Apakah bisa konsisten menerapkan kaidahnya?

Baca Juga: Hukum, Tata Cara, Niat, Bacaan, dan Keutamaan Sholat Tarawih di Rumah

Kedelapan, Islam menjaga nyawa manusia. Maka tidak ada dalam syariat Islam, ajaran yang membahayakan nyawa manusia.

Maka sholat jemaah, ketika membahayakan nyawa manusia, boleh untuk tidak diadakan.

Ini bagian dari syariat Islam, dan ini bukan kompetisi berani-beranian, ini masalah menjaga nyawa manusia.

Kesembilan, Nabi Shallallahu ‘Alaihi wa Sallam, memerintahkan sholat di rumah ketika ada hujan, dan juga memerintahkan orang yang makan bawang, untuk pulang.

Beliau juga pernah menjamak sholat, padahal tidak ada hujan dan tidak ada ketakutan.

Semuanya dalam rangka mendahulukan, menghindari mafsadah, daripada mencari maslahah.

Apakah kita akan nyinyir kepada beliau, ‘Sama hujan kok takut, sama bau bawang kok takut, tidak ada hujan kok takut?’.

Allahul musta’an.

Kesepuluh, Nabi Shallallahu ‘Alaihi wa Sallam, memerintahkan untuk lari dari wabah, sebagaimana lari dari singa, dan memerintahkan jangan masuk ke daerah wabah, dan memerintahkan diam di rumah ketika terjadi wabah.

Apakah juga akan nyinyir kepada beliau, ‘Sama wabah kok takut?’.

Kesebelas, kaum Muslimin, ketika di Makkah, sholat dengan sembunyi-sembunyi. Bahkan sampai ada yang sholat di kandang kambing.

Sebab, jika terang-terangan sholat, apalagi di depan Ka’bah, maka akan diganggu oleh kaum Quraisy dan akan terancam nyawa mereka.

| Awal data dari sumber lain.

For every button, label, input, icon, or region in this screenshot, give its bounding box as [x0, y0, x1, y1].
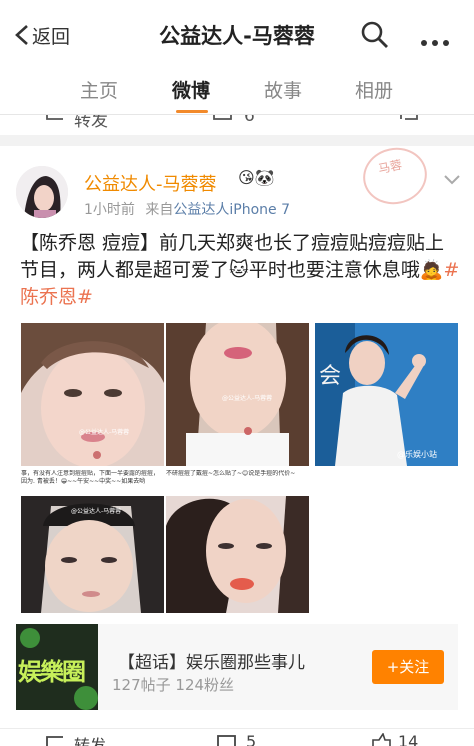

Apakah kita juga akan nyinyir, ‘Ke pasar berani, sholat ke Masjid kok takut sama orang kafir?’.

Dan imbauan sholat di rumah di masa wabah ini, juga alasannya sama, untuk menjaga nyawa.

Kedua belas, perbandingan yang dilakukan tidak apple-to-apple. Disebut juga qiyas fasid (analogi yang rusak).

Pasalnya ke Masjid untuk sholat jemaah atau sholat Jum’at, ini merupakan bentuk kumpul-kumpul, yang ini bisa jadi sebab penyebaran wabah.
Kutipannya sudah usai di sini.